Jeremy Hobson: If you've eaten fish recently, chances are your dinner didn't spend his childhood swimming in the wild. He was probably raised in a tank
or an open-sea enclosure.
That was the case for more than half of the fish we consumed last year -- and that figure will probably rise. Starting this Monday, the state of Maryland will accept fish farming operations within the boundaries of oyster sanctuaries in the Chesapeake Bay. And now some fishermen in the state of Maine have decided to test the waters of the fish farming industry.
Tom Porter from Maine Public Broadcasting has the story.
Tom Porter: A fishing boat leaves the tiny village of Sorrento, and heads out into the Atlantic Ocean. The men aboard however, are not going fishing, but farming. They're students training to run their own fish farms at the nation's first ever "Cod Academy." It's a program in Maine set up with the help of $183,000 in federal funding.
Sebastian Belle: It's never been done before in America and we're trying to see if it's a model that has some potential.
Sebastian Belle is director of the Maine Aquaculture Association and the project's lead instructor. He developed Cod Academy along with the University of Maine and a couple of private companies.
Belle: This is a very small program, we've only got enough money to run it for one year. We're trying to raise money to run it for some additional years.
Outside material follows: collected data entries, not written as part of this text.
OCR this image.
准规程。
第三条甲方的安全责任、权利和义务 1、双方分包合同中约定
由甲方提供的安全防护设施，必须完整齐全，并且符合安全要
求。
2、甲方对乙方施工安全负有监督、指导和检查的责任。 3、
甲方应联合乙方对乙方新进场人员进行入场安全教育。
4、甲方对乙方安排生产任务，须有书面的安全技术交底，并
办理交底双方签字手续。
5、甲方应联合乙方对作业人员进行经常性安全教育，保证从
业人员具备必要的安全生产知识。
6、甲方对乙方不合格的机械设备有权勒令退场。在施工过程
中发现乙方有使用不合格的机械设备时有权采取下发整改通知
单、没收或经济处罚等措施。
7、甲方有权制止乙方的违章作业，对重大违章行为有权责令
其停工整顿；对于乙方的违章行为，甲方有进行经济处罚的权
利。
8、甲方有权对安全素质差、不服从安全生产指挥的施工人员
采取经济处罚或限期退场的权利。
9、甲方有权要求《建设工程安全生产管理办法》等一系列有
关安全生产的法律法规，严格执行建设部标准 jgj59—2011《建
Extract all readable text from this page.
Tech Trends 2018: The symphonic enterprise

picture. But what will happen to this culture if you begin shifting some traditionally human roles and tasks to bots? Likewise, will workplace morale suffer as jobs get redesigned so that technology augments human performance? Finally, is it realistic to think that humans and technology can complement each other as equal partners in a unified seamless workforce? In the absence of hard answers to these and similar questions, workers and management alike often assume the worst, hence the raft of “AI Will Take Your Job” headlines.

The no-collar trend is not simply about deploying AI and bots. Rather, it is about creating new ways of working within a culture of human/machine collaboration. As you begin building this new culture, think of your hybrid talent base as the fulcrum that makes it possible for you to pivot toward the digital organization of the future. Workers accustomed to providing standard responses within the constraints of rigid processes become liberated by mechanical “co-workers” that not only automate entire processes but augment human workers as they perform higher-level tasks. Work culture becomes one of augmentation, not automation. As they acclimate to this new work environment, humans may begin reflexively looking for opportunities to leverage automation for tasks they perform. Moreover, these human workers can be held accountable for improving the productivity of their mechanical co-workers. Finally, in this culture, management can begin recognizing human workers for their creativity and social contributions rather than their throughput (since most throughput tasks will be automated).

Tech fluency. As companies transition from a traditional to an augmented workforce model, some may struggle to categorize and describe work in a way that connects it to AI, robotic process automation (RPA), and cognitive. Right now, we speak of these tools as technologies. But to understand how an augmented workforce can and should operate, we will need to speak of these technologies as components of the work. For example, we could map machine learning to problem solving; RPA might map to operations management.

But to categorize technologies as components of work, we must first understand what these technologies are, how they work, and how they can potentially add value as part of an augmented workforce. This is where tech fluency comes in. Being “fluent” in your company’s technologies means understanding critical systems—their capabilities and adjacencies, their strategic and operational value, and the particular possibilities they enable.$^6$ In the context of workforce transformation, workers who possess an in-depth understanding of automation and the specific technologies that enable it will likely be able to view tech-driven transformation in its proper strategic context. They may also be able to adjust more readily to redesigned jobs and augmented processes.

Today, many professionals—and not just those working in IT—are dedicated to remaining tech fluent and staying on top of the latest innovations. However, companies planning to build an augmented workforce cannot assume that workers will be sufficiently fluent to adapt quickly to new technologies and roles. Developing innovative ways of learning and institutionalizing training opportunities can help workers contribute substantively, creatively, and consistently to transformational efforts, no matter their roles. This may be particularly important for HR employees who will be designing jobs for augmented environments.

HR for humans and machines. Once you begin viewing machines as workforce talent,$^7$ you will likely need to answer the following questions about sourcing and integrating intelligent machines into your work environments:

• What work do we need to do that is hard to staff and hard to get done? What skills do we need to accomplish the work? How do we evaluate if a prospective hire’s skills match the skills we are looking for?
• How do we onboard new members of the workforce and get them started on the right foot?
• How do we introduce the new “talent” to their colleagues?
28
It's based on successful programs in Norway and Japan to help underemployed commercial fishermen, or ex-fishermen, find new opportunities on the water.
About a mile out to sea, eight circular pens emerge from the mist. They look like giant rubber inner tubes, covered over with netting to keep out seabirds. Each so-called cage can hold up to 50,000 cod. Belle says the strong Atlantic tides out here keep the fish healthy, even though they're penned in.
Belle: It's a native fish to Maine. The growing conditions in Maine are very good for cod and it's kind of a natural choice for us as a state.
Cod Academy students are taught every aspect of running a fish farm: How to maintain healthy stock, how to balance the books, and how to feed the fish.
Students fling scoopfuls of specially-formulated pellets into one of the giant pens. The surface of the water literally bubbles as thousands of cod come up to feed. Meanwhile an underwater camera makes sure the fish are all being fed.
Bill Thompson: I'm not getting it spread over there very well.
One of the academy's four students is Bill Thompson. He's a 59-year-old former commercial fisherman.
Thompson: If the wild stocks came back to their fullest capacity, they still wouldn't be able to feed the world so I think this is the way of the future.
Thompson is studying alongside his son Bill, Jr., who's been a working fisherman for most of his 39 years. But with a wife and four kids to support, he wants more job security. He and his dad plan to set up a family cod farming business after they graduate later this summer.
Bill Junior: I look into the future, I can't see my kids set up in what I'm doing right now as far as you know, lobstering, urchining, I don't want to see them get a source that's depleting every year.
Not everyone, though, is happy. Jen Levin heads the sustainable seafood program at the Gulf of Maine Research Institute.
Jen Levin: There are a number of concerns about aquaculture.
She says some critics are worried that bunching fish together in a farm setting could spread disease and breed unhealthy stock. But, she says the aquaculture industry is trying to address those concerns.
Levin: For example, the Global Aquaculture Alliance has developed best aquaculture practices that provide a certification for fish farms, making sure that it meets certain standards.
Levin says fish farms in Maine also use crop-rotation-type techniques, to help counter the threat of disease. That means moving the fish to a new stretch of ocean every 3 years.
From Sorrento, Maine, I'm Tom Porter for Marketplace.